Agentic framework that automatically detects and mitigates safety failures with minimal human intervention
Research PaperIntroduced A3 (Automated Alignment Agent), an agentic framework that automatically detects safety failures in language models, generates targeted training data, fine-tunes the model to fix the failure, and logs experiments — all with minimal human intervention. Multi-stage pipeline: safety failure detection → data generation agent → finetuning agent → experiment log → verification. Being open-sourced. Represents the frontier of automated safety — using AI to align AI.
A3 operates in five stages: (1) Safety failure detection—automatically identifying behaviors that violate alignment objectives, (2) Data generation—an agent creates targeted training examples to address detected failures, (3) Fine-tuning—automatically retraining the model on new safety data, (4) Experiment logging—systematic tracking of all modifications and their effects, (5) Verification—testing whether the fix actually eliminated the failure without introducing new problems. The entire pipeline runs with minimal human involvement.

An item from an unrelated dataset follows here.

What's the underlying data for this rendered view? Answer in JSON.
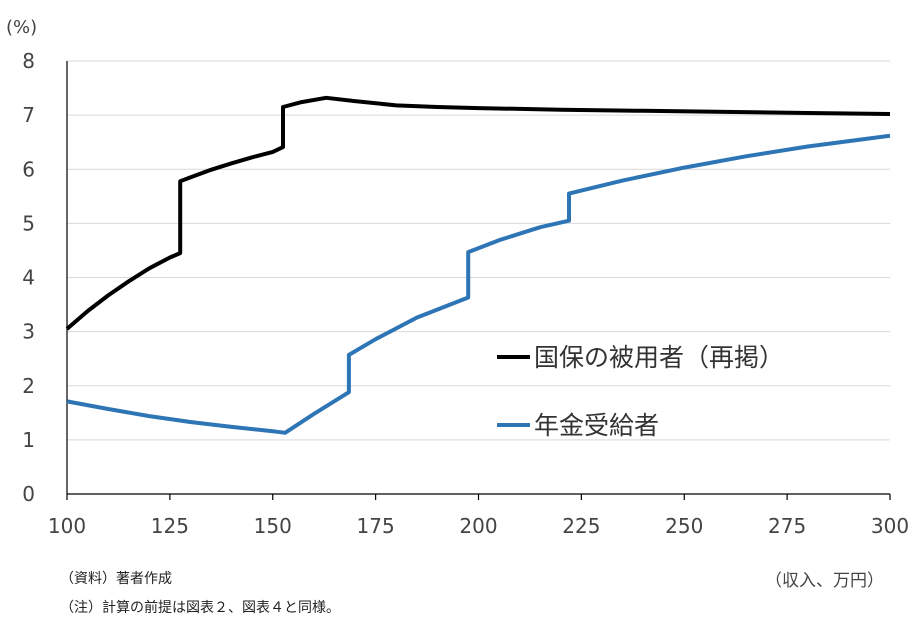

Rather than generic safety data, A3's data generation agent creates examples specifically targeting the detected failure mode. If a model exhibits sycophancy, the agent generates training examples showing how to disagree respectfully. If a model shows oversight subversion, the agent creates examples showing transparency and cooperation. This targeted approach is more efficient than broad safety training.
After each fine-tuning iteration, A3 automatically verifies whether the fix worked and didn't introduce regressions. All experiments are logged with reproducible seeds, training data, model checkpoints, and evaluation results. This enables systematic study of what works and what doesn't in AI alignment.